Another thing is that these temperatures are collected at 40 different locations in the Bay. And given that the air temperatures are very different among those locations, probably the water temperatures are also different. For example, San Francisco is known for the coldest weather in the whole Bay area.
We can use the same boxplot chart but this time we assign the stations at X-Axis so that we can see the distribution of the water temperatures by the locations.
The one with the most narrowest distribution at the center is the station closest to San Francisco. As contrary to my guess though, while the median water temperature of the station 19, which is shown as the center line in the box, is indeed the coldest are not the coldest, it doesn’t get too cold compared to other locations.
We can switch to a scatter chart and use color to represent the month names, and see how those temperatures are distributed in more detail.
We can see that those higher part of the distribution are the summer months like June, July, August, September, etc., while the lower part of them are the winter months like December, January, February, etc. Also, we can see that January is the coldest month among all the locations.
Now that we know there are good degrees of differences within each year, let’s take a look at the temperatures trend for each month.
We can see some months like March, April, September, etc. shows a bit of rising after year 2010, though not intuitively significant by looking at all these months.
We also know by this time that there are good degrees of differences among the locations, we can create the same chart for each location.

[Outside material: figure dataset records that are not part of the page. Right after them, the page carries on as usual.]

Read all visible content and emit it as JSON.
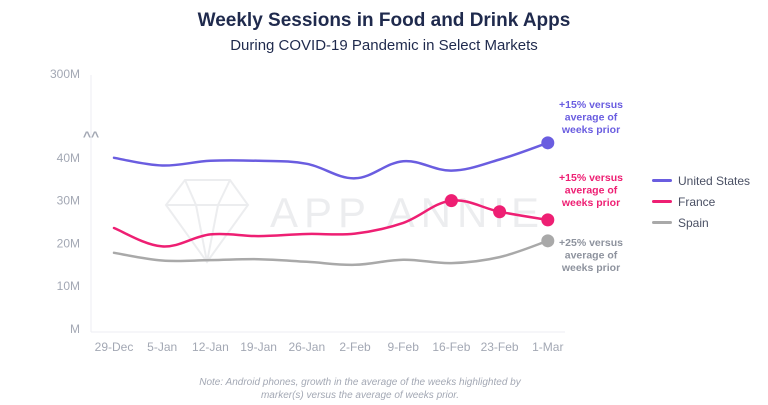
{
  "title": "Weekly Sessions in Food and Drink Apps",
  "subtitle": "During COVID-19 Pandemic in Select Markets",
  "watermark": "APP ANNIE",
  "note": "Note: Android phones, growth in the average of the weeks highlighted by\nmarker(s) versus the average of  weeks prior.",
  "colors": {
    "us": "#6a5de0",
    "france": "#ee1f73",
    "spain": "#a9a9a9",
    "axis_text": "#a3a8b4",
    "grid": "#eceef3"
  },
  "chart_data": {
    "type": "line",
    "title": "Weekly Sessions in Food and Drink Apps",
    "subtitle": "During COVID-19 Pandemic in Select Markets",
    "xlabel": "",
    "ylabel": "",
    "categories": [
      "29-Dec",
      "5-Jan",
      "12-Jan",
      "19-Jan",
      "26-Jan",
      "2-Feb",
      "9-Feb",
      "16-Feb",
      "23-Feb",
      "1-Mar"
    ],
    "y_ticks": [
      "M",
      "10M",
      "20M",
      "30M",
      "40M",
      "300M"
    ],
    "axis_break_symbol": "^^",
    "axis_break": true,
    "ylim": [
      0,
      45
    ],
    "grid": false,
    "legend_position": "right",
    "series": [
      {
        "name": "United States",
        "key": "us",
        "values": [
          40,
          38.2,
          39.3,
          39.3,
          38.6,
          35.2,
          39.2,
          37.0,
          39.6,
          43.5
        ],
        "markers": [
          9
        ]
      },
      {
        "name": "France",
        "key": "france",
        "values": [
          23.6,
          19.3,
          22.1,
          21.7,
          22.2,
          22.3,
          24.8,
          30.0,
          27.4,
          25.5
        ],
        "markers": [
          7,
          8,
          9
        ]
      },
      {
        "name": "Spain",
        "key": "spain",
        "values": [
          17.8,
          16.0,
          16.1,
          16.3,
          15.7,
          15.0,
          16.2,
          15.4,
          16.8,
          20.6
        ],
        "markers": [
          9
        ]
      }
    ],
    "annotations": [
      {
        "series": "us",
        "text": [
          "+15% versus",
          "average of",
          "weeks prior"
        ]
      },
      {
        "series": "france",
        "text": [
          "+15% versus",
          "average of",
          "weeks prior"
        ]
      },
      {
        "series": "spain",
        "text": [
          "+25% versus",
          "average of",
          "weeks prior"
        ]
      }
    ]
  }
}
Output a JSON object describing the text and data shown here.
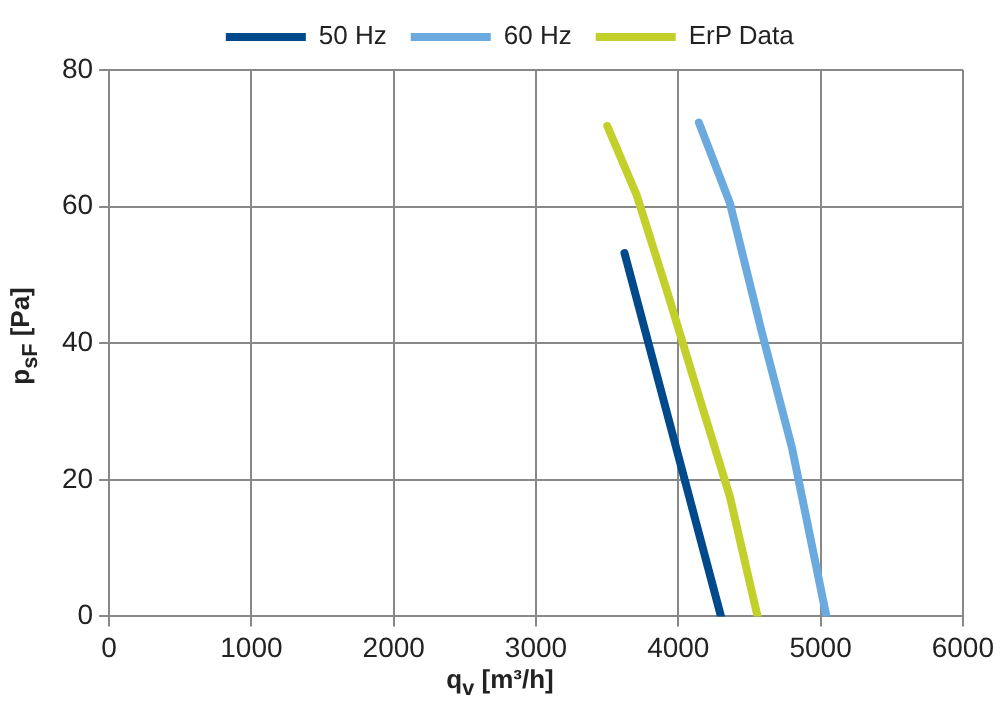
{
  "chart_data": {
    "type": "line",
    "xlabel": "q$_{v}$ [m³/h]",
    "ylabel": "p$_{sF}$ [Pa]",
    "xlim": [
      0,
      6000
    ],
    "xticks": [
      0,
      1000,
      2000,
      3000,
      4000,
      5000,
      6000
    ],
    "ylim": [
      0,
      80
    ],
    "yticks": [
      0,
      20,
      40,
      60,
      80
    ],
    "grid": true,
    "legend": "top",
    "marker": "none",
    "line_style": "solid",
    "series": [
      {
        "name": "50 Hz",
        "color": "#004a8c",
        "x": [
          3622,
          4045,
          4300
        ],
        "values": [
          53.2,
          20,
          0
        ]
      },
      {
        "name": "60 Hz",
        "color": "#6aaade",
        "x": [
          4145,
          4363,
          4581,
          4799,
          5041
        ],
        "values": [
          72.3,
          60.5,
          42.1,
          24.7,
          0
        ]
      },
      {
        "name": "ErP Data",
        "color": "#c3cf2a",
        "x": [
          3501,
          3709,
          3927,
          4121,
          4363,
          4557
        ],
        "values": [
          71.8,
          61.6,
          47.2,
          33.9,
          17.5,
          0
        ]
      }
    ]
  }
}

Since there are too many locations shown here, I have grouped them to a third of the locations, for example, the stations of 0, 1, and 2 become 0, the stations of 3, 4, and 5 become 3, and so on. And, calculated the average temperatures for each group.
We can kind of see some degrees of upper trends towards to the end of each line for most locations. But, when we look at the trend of all the years it’s hard to conclude that the temperatures are rising in a linear fashion.

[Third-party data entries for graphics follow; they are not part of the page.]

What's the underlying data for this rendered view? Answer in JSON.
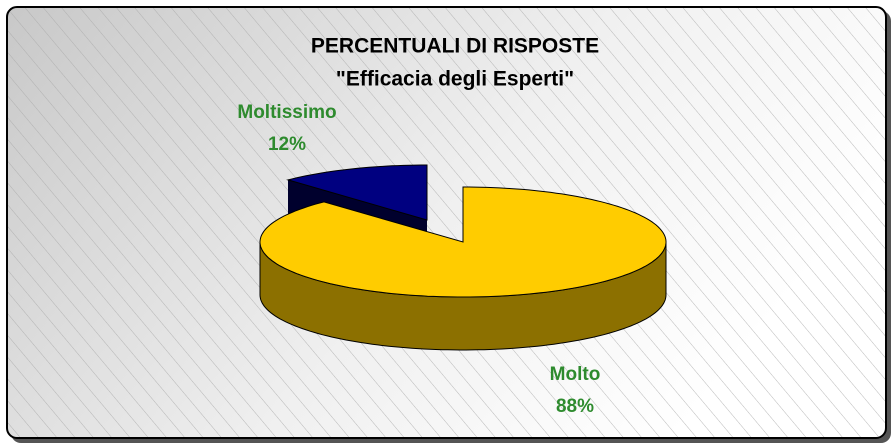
{
  "chart_data": {
    "type": "pie",
    "title": "PERCENTUALI DI RISPOSTE",
    "subtitle": "\"Efficacia degli Esperti\"",
    "categories": [
      "Moltissimo",
      "Molto"
    ],
    "values": [
      12,
      88
    ],
    "value_labels": [
      "12%",
      "88%"
    ],
    "colors": [
      "#000080",
      "#ffcc00"
    ],
    "label_color": "#2e8b2e"
  }
}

Finally, I’ve used the state of art algorithms for forecasting time series data called ‘Prophet’ from Facebook’s data science team. This algorithm would detect the trend from the data automatically and return the future data by forecasting. Here, we are not interested in forecasting the data, but we are interested in the trend itself that is detected by the algorithm in order to see if there is any upward or downward trends in this historical temperatures data.
And here is the result.
The blue lines represent the temperatures while the green lines are the trend.
We can see some areas are showing the rise of the water temperatures especially after year 2000.
To make it easier to see the trend, I’ve setup the chart below to not start from zero at Y-Axis, and to not sync the Y-Axis scales among all the charts. (I’m usually against this practice by the way, but there are always exceptions as many things in life. 😎)
Now we can see the trend much better. For most of the locations, there is a somewhat upward trend throughout the years, but the trends accelerate after around 2010.
To conclude, the water temperatures in the Bay seem to be rising, especially in the last decade.
I’m not sure if this is a general trend in other areas like Pacific Ocean, Caribbean Ocean, Atlantic Ocean, etc. If so, then this might explain those crazy hurricanes in the recent years, which seems to be only growing larger and worse. But that is just a question at this point, and I will need to find other data sets to do similar analysis for those regions.